For instance, this year our farm has no corn. We planted close to an acre at the end of May, a typically reliable time of the year to plant corn. Then the cold and wet weather of June came, and all of the corn seed rotted in the field. We tried a smaller, later planting, but it’s not looking good. So this year our Tahoma Farms CSA subscribers won’t see any corn (which we feel really bad about).
But this is only one type of risk that is associated with a traditional CSA. Another is where an entire growing season is adversely impacted, and all of the crops are affected by weather, disease, pests, etc. Under that scenario, the CSA members would actually lose (at least a portion of ) their investment for the year in the form of a reduction in the quantity of food available.
Our decision back in 2004 was that we would trade some of the uncertainties and risks of farming – and, in turn, reduce some of the risk for our subscribers as well – for a guaranteed “harvest”, a year-round source of income and a more flexible program that we thought would appeal to more individuals and families. We review these assumptions from time to time and adjust our policies and practices to make sure our farm and distribution business is meeting your needs and our own. (And we do have some changes that we will be implementing over the next 3 to 6 months, all of which are intended to increase the viability of our operation and your overall experience.)
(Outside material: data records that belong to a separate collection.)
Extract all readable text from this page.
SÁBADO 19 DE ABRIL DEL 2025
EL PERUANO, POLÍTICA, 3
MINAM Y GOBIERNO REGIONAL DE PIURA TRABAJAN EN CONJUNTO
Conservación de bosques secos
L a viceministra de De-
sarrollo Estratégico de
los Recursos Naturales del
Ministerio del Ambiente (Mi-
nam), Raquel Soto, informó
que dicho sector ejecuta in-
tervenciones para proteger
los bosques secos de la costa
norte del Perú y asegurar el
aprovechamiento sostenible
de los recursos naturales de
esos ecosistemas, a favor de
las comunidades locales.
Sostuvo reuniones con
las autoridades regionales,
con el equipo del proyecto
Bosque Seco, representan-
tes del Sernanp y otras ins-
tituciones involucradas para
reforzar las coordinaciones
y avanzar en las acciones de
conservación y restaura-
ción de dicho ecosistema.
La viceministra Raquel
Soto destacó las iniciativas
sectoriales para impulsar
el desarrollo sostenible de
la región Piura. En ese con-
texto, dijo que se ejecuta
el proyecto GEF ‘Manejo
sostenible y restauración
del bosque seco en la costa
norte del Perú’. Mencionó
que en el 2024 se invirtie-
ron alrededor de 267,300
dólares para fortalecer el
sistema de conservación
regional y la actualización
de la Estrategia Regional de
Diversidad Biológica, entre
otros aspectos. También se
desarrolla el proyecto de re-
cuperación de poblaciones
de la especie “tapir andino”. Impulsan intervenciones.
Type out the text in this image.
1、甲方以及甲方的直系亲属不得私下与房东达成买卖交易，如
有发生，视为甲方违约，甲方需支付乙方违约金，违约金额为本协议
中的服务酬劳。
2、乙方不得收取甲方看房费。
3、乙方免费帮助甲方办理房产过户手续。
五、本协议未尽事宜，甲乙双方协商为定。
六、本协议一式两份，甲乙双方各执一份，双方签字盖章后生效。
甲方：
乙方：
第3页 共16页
But we think you should know that the most important reason for our existence, the reason all of us come to work every day to grow and distribute food, is that we are serving a community of individuals (you) and that you are supporting a farming operation (Tahoma Farms), and that is the real definition of community supported agriculture.
So… we hope you find a way to enjoy our farm’s tomatillos this week; we hope you also enjoy the corn that was grown by another farming operation in Lynden, WA; and we sincerely hope that you’ll come out to see us at HarvestFest 2010, October 2nd, at the farm.